Waduh! 334 Kendaraan Dinas Nunggak Pajak KBB Terjaring Razia
Uptodai.com - Kepatuhan wajib pajak di lingkungan pemerintahan Kabupaten Bandung Barat (KBB) kembali menjadi sorotan tajam. Mengejutkan, sebanyak 334 kendaraan dinas nunggak pajak KBB terjaring dalam operasi penelusuran yang dilakukan oleh Badan Pendapatan Daerah (Bapenda) setempat.
Ratusan unit kendaraan ini ditemukan di kompleks perkantoran Pemda KBB, sebuah area yang secara historis erat kaitannya dengan wilayah kekuasaan mantan Bupati Purwakarta, Dedi Mulyadi. Temuan ini mencakup kendaraan milik pegawai, kendaraan dinas operasional, hingga mobil pribadi milik masyarakat yang kebetulan terparkir di lokasi tersebut.
Operasi Panah Pasopati Bapenda Ungkap Ratusan Tunggakan
Kegiatan penelusuran ini merupakan bagian dari inisiatif yang dinamakan Penelusuran Panah Pasopati, yang digelar Bapenda KBB pada awal Januari 2026. Pemeriksaan tersebut menyasar total 2.600 unit kendaraan bermotor yang terparkir di seluruh area perkantoran pemerintah daerah.
Pelaksana Tugas (Plt) Kepala Bapenda KBB, Rini Sartika, mengonfirmasi bahwa dari total pemeriksaan, terdapat 334 kendaraan yang belum melunasi kewajiban pajak tahunannya. Rini menyatakan temuan ini menjadi bahan evaluasi penting untuk menentukan langkah tindak lanjut yang akan diambil oleh pemerintah daerah.
Pemeriksaan ini tidak hanya berfokus pada kendaraan dinas operasional, tetapi juga aset-aset yang digunakan oleh berbagai perangkat daerah di lingkungan KBB. Meskipun demikian, Rini menambahkan bahwa sebagian besar kendaraan dinas yang diperiksa telah menunjukkan kepatuhan pajak yang baik.
Membangun Kesadaran, Bukan Sekadar Penemuan
Rini Sartika menjelaskan bahwa tujuan utama dari kegiatan Panah Pasopati bukan semata-mata untuk mencari kesalahan atau menemukan tunggakan. Lebih dari itu, inisiatif ini dirancang untuk membangun kesadaran kolektif dan meningkatkan kepatuhan wajib pajak di kalangan aparatur sipil negara (ASN) dan lingkungan pemerintahan.
Pajak Kendaraan Bermotor (PKB) memiliki kontribusi yang sangat penting bagi pendapatan daerah.
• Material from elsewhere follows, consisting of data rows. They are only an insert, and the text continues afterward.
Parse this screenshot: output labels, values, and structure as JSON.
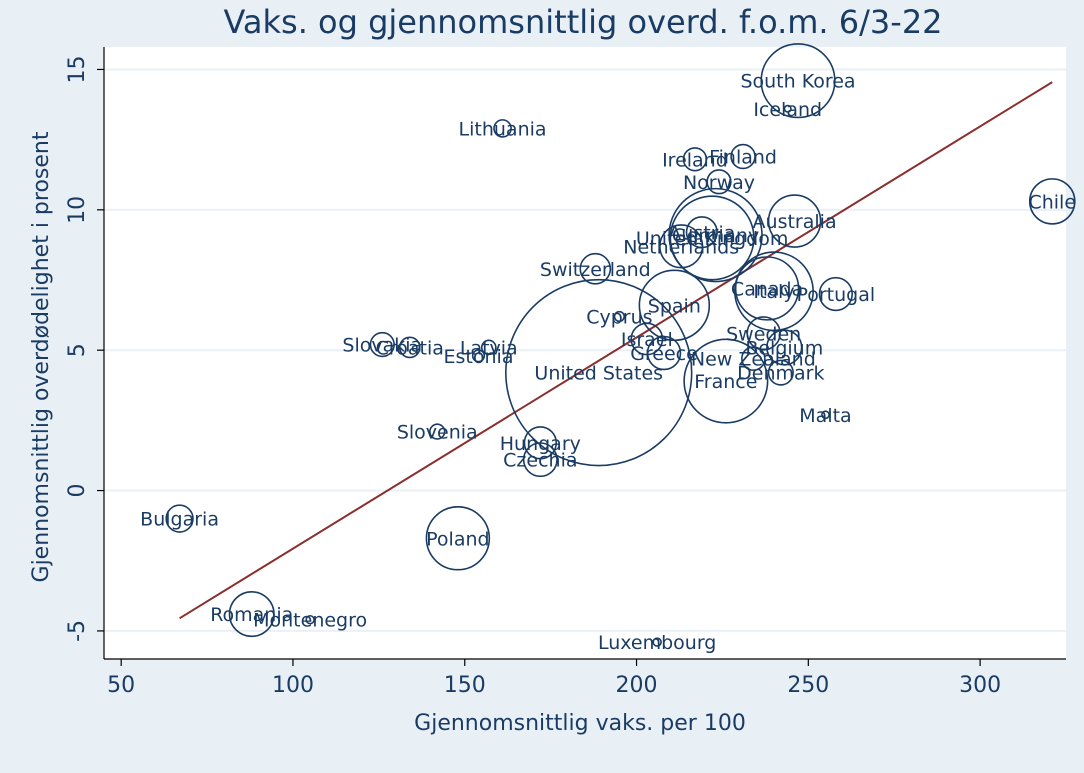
{
  "chart_data": {
    "type": "scatter",
    "title": "Vaks. og gjennomsnittlig overd. f.o.m. 6/3-22",
    "xlabel": "Gjennomsnittlig vaks. per 100",
    "ylabel": "Gjennomsnittlig overdødelighet i prosent",
    "xlim": [
      45,
      325
    ],
    "ylim": [
      -6,
      15.8
    ],
    "xticks": [
      50,
      100,
      150,
      200,
      250,
      300
    ],
    "yticks": [
      -5,
      0,
      5,
      10,
      15
    ],
    "grid": true,
    "marker_size_encoding": "bubble area ~ population",
    "colors": {
      "background": "#e9f0f5",
      "plot_background": "#ffffff",
      "marker": "#1a3c64",
      "fit_line": "#8b2e2e",
      "text": "#1a3c64",
      "grid": "#eaf1f6"
    },
    "fit_line": {
      "x": [
        67,
        321
      ],
      "y": [
        -4.55,
        14.55
      ]
    },
    "points": [
      {
        "label": "South Korea",
        "x": 247,
        "y": 14.6,
        "size": 52
      },
      {
        "label": "Iceland",
        "x": 244,
        "y": 13.6,
        "size": 0.4
      },
      {
        "label": "Lithuania",
        "x": 161,
        "y": 12.9,
        "size": 2.8
      },
      {
        "label": "Finland",
        "x": 231,
        "y": 11.9,
        "size": 5.5
      },
      {
        "label": "Ireland",
        "x": 217,
        "y": 11.8,
        "size": 5
      },
      {
        "label": "Norway",
        "x": 224,
        "y": 11.0,
        "size": 5.4
      },
      {
        "label": "Chile",
        "x": 321,
        "y": 10.3,
        "size": 19.5
      },
      {
        "label": "Australia",
        "x": 246,
        "y": 9.6,
        "size": 26
      },
      {
        "label": "Austria",
        "x": 219,
        "y": 9.2,
        "size": 9
      },
      {
        "label": "Germany",
        "x": 223,
        "y": 9.1,
        "size": 83
      },
      {
        "label": "United Kingdom",
        "x": 222,
        "y": 9.0,
        "size": 67
      },
      {
        "label": "Netherlands",
        "x": 213,
        "y": 8.7,
        "size": 17.5
      },
      {
        "label": "Switzerland",
        "x": 188,
        "y": 7.9,
        "size": 8.7
      },
      {
        "label": "Canada",
        "x": 238,
        "y": 7.2,
        "size": 38
      },
      {
        "label": "Italy",
        "x": 240,
        "y": 7.1,
        "size": 59
      },
      {
        "label": "Portugal",
        "x": 258,
        "y": 7.0,
        "size": 10.3
      },
      {
        "label": "Spain",
        "x": 211,
        "y": 6.6,
        "size": 47
      },
      {
        "label": "Cyprus",
        "x": 195,
        "y": 6.2,
        "size": 0.9
      },
      {
        "label": "Israel",
        "x": 203,
        "y": 5.4,
        "size": 9.4
      },
      {
        "label": "Sweden",
        "x": 237,
        "y": 5.6,
        "size": 10.4
      },
      {
        "label": "Belgium",
        "x": 243,
        "y": 5.1,
        "size": 11.6
      },
      {
        "label": "Greece",
        "x": 208,
        "y": 4.9,
        "size": 10.4
      },
      {
        "label": "New Zealand",
        "x": 234,
        "y": 4.7,
        "size": 5.1
      },
      {
        "label": "Slovakia",
        "x": 126,
        "y": 5.2,
        "size": 5.4
      },
      {
        "label": "Croatia",
        "x": 134,
        "y": 5.1,
        "size": 3.9
      },
      {
        "label": "Latvia",
        "x": 157,
        "y": 5.1,
        "size": 1.9
      },
      {
        "label": "Estonia",
        "x": 154,
        "y": 4.8,
        "size": 1.3
      },
      {
        "label": "United States",
        "x": 189,
        "y": 4.2,
        "size": 332
      },
      {
        "label": "France",
        "x": 226,
        "y": 3.9,
        "size": 67
      },
      {
        "label": "Denmark",
        "x": 242,
        "y": 4.2,
        "size": 5.8
      },
      {
        "label": "Malta",
        "x": 255,
        "y": 2.7,
        "size": 0.5
      },
      {
        "label": "Slovenia",
        "x": 142,
        "y": 2.1,
        "size": 2.1
      },
      {
        "label": "Hungary",
        "x": 172,
        "y": 1.7,
        "size": 9.7
      },
      {
        "label": "Czechia",
        "x": 172,
        "y": 1.1,
        "size": 10.7
      },
      {
        "label": "Bulgaria",
        "x": 67,
        "y": -1.0,
        "size": 6.9
      },
      {
        "label": "Poland",
        "x": 148,
        "y": -1.7,
        "size": 38
      },
      {
        "label": "Romania",
        "x": 88,
        "y": -4.4,
        "size": 19
      },
      {
        "label": "Montenegro",
        "x": 105,
        "y": -4.6,
        "size": 0.6
      },
      {
        "label": "Luxembourg",
        "x": 206,
        "y": -5.4,
        "size": 0.6
      }
    ]
  }
}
Penerimaan dari sektor ini disalurkan kembali ke daerah melalui mekanisme bagi hasil, yang kemudian digunakan untuk membiayai berbagai program pembangunan dan peningkatan fiskal KBB.
Masih adanya ratusan kendaraan yang belum melunasi kewajiban pajak menunjukkan adanya celah dalam pendataan dan penguatan pendekatan yang perlu segera diatasi. Bapenda KBB berharap kewajiban tersebut dapat segera diselesaikan oleh para pemilik kendaraan yang bersangkutan.
Kewenangan Provinsi dan Dampak Bagi Hasil ke Kabupaten
Rini juga menjelaskan mengenai pembagian kewenangan dalam pengelolaan PKB di Jawa Barat. Ia menekankan bahwa kewenangan penuh pengelolaan PKB berada di bawah Pemerintah Provinsi Jawa Barat.
Sementara itu, peran pemerintah kabupaten/kota, termasuk KBB, difokuskan pada aspek pendataan dan fasilitasi proses penagihan. Pemerintah daerah memiliki peran vital dalam membantu penertiban administrasi aset dan kendaraan operasional.
Meskipun kewenangan teknis penarikan pajak berada di tingkat provinsi, kabupaten tetap menerima bagi hasil atau cost sharing dari opsen pajak kendaraan bermotor tersebut. Inilah mengapa optimalisasi penerimaan dari sektor PKB menjadi perhatian serius pemerintah daerah.
Kendaraan yang teridentifikasi menunggak saat ini akan menjadi fokus utama pembinaan dan penagihan yang akan dilakukan secara bertahap. Melalui penertiban ini, Bapenda Bandung Barat berharap kepatuhan pajak kendaraan bermotor dapat meningkat signifikan, seiring dengan tertibnya administrasi aset pemerintah.